Spicy New Orleans Style Shrimp
Spicy New Orleans Style Shrimp ~ in time for Mardi Gras ~ easy, tasty baked shrimp in a rich, spicy buttery Cajun sauce served over rice or with crusty bread.
We spent a few days this winter in New Orleans. My one regret is not staying long enough to taste more of the amazing seafood but that means a return trip is in order.
Spicy New Orleans Style Shrimp is a one-pan, any-night meal loaded with spicy flavor. Don’t limit it to Mardi Gras though. Serve it up anytime you’re craving spicy seafood with rice, some good crusty bread and a few lemon wedges.
If you can’t travel, bring Mardi Gras to you:
In our house, we kick off Fat Tuesday with a pot of strong coffee and a box of fresh Paczki from our favorite bakery. Those lightly glazed jelly filled delicacies are so good they draw lines around the block at most bakeries.
Last year we kicked off Fat Tuesday with Beignets in New Orleans. It was the ideal venue with its historical southern charm, soul-searching jazz music and lively parades.
We tasted everything on repeat from Beignets to gumbo and jambalaya to fiery shrimp; the inspiration for this Spicy New Orleans Style Shrimp recipe.
There are a lot of New Orleans style shrimp recipes online but what they all have in common is a good amount of butter and heat. Plenty of heat.
Be sure to serve it with some crusty bread ~ you’ll want to sop up the rest of the sauce even when the shrimp is gone.
Spicy New Orleans Style Shrimp Ingredients:
- olive oil
- large shrimp, peeled and deveined
- salt and pepper to taste
- chili sauce
- Worcestershire sauce
- liquid smoke
- lemon juice plus lemon wedges for serving
- flat parsley
Peel and devein the shrimp then add the remaining ingredients to an ovenproof skillet. Bring the sauce to a boil then reduce the heat and simmer 5-7 minutes. Remove the skillet from the heat and let it cool to room temperature.
Give it a taste and if you prefer more spice, add another dash or two of Tabasco.
Add the shrimp to the sauce, tossing to coat them then cover the skillet and refrigerate 30-60 minutes.
Preheat the oven to 400° and bake the shrimp (uncovered) 8-12 minutes or until the shrimp are slightly opaque.
Serve the shrimp warm over rice or with slices of crusty bread and a few lemon wedges to squeeze over the top. This dish makes a really good any night meal or equally impressive bold-flavored appetizer.

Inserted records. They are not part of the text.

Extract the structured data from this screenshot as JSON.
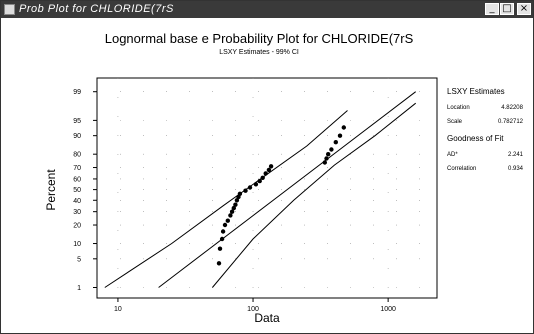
{
  "window": {
    "title": "Prob Plot for CHLORIDE(7rS",
    "minimize_glyph": "_",
    "maximize_glyph": "□",
    "close_glyph": "×"
  },
  "icons": {
    "app": "chart-window-icon",
    "minimize": "minimize-icon",
    "maximize": "maximize-icon",
    "close": "close-icon"
  },
  "plot": {
    "title": "Lognormal base e Probability Plot for CHLORIDE(7rS",
    "subtitle": "LSXY Estimates - 99% CI",
    "xlabel": "Data",
    "ylabel": "Percent"
  },
  "stats": {
    "heading": "LSXY Estimates",
    "location_label": "Location",
    "location_value": "4.82208",
    "scale_label": "Scale",
    "scale_value": "0.782712",
    "gof_heading": "Goodness of Fit",
    "ad_label": "AD*",
    "ad_value": "2.241",
    "corr_label": "Correlation",
    "corr_value": "0.934"
  },
  "chart_data": {
    "type": "scatter",
    "x_scale": "log",
    "y_scale": "probability",
    "x_ticks": [
      10,
      100,
      1000
    ],
    "x_tick_labels": [
      "10",
      "100",
      "1000"
    ],
    "y_ticks": [
      1,
      5,
      10,
      20,
      30,
      40,
      50,
      60,
      70,
      80,
      90,
      95,
      99
    ],
    "y_tick_labels": [
      "1",
      "5",
      "10",
      "20",
      "30",
      "40",
      "50",
      "60",
      "70",
      "80",
      "90",
      "95",
      "99"
    ],
    "xlim": [
      7,
      2300
    ],
    "ylim": [
      0.5,
      99.6
    ],
    "grid": true,
    "points": [
      [
        56,
        4
      ],
      [
        57,
        8
      ],
      [
        59,
        12
      ],
      [
        60,
        16
      ],
      [
        62,
        20
      ],
      [
        65,
        23
      ],
      [
        68,
        27
      ],
      [
        70,
        30
      ],
      [
        72,
        33
      ],
      [
        74,
        36
      ],
      [
        76,
        40
      ],
      [
        78,
        43
      ],
      [
        80,
        46
      ],
      [
        88,
        49
      ],
      [
        95,
        52
      ],
      [
        105,
        55
      ],
      [
        112,
        58
      ],
      [
        118,
        61
      ],
      [
        124,
        65
      ],
      [
        131,
        68
      ],
      [
        136,
        71
      ],
      [
        340,
        74
      ],
      [
        350,
        77
      ],
      [
        360,
        80
      ],
      [
        380,
        83
      ],
      [
        410,
        87
      ],
      [
        440,
        90
      ],
      [
        470,
        93
      ]
    ],
    "fit_line": [
      [
        20,
        1
      ],
      [
        1600,
        99
      ]
    ],
    "ci_lower": [
      [
        50,
        1
      ],
      [
        100,
        12
      ],
      [
        200,
        40
      ],
      [
        400,
        72
      ],
      [
        800,
        90
      ],
      [
        1600,
        98
      ]
    ],
    "ci_upper": [
      [
        8,
        1
      ],
      [
        25,
        10
      ],
      [
        60,
        35
      ],
      [
        120,
        62
      ],
      [
        250,
        85
      ],
      [
        500,
        97
      ]
    ]
  }
}
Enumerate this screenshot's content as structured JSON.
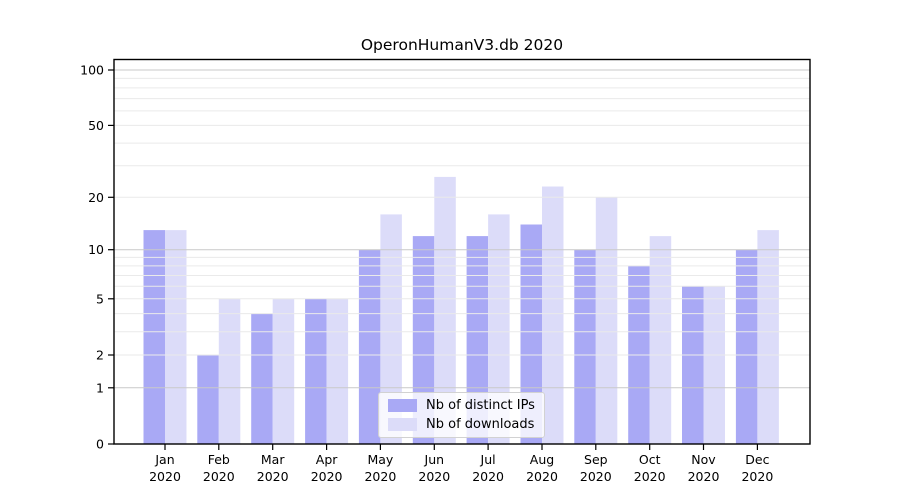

The rich, spicy buttery Cajun sauce is slightly messy but worth it.
If you tried this Spicy New Orleans Style Shrimp recipe or any other on the blog, don’t forget to leave a comment or star rating ~ I love hearing from you!
- 1 pound large shrimp peeled and deveined
- 1 tablespoons olive oil
- 3 tablespoons butter, divided
- 2 cloves garlic grated
- 3 tablespoons chili sauce
- 2 teaspoons Cajun seasoning
- 2-3 dashes Tabasco (or more to taste)
- 2 tablespoons Worcestershire sauce
- 1 teaspoon liquid smoke
- 1 whole lemon
- salt and pepper to taste
- 1/4 cup flat leaf parsley
Peel and devein the shrimp.
Add the other ingredients to an ovenproof skillet. Bring to a boil and simmer 5-7 minutes then remove the skillet from the heat and let it cool. Taste and if you'd prefer add another 1-2 dashes of Tabasco.
Add the shrimp to the sauce, stirring to coat them then cover and refrigerate 30-60 minutes.
Preheat oven to 400 degrees the bake the shrimp 8-12 minutes or until the shrimp are slightly opaque.
Serve warm with crusty bread or over rice.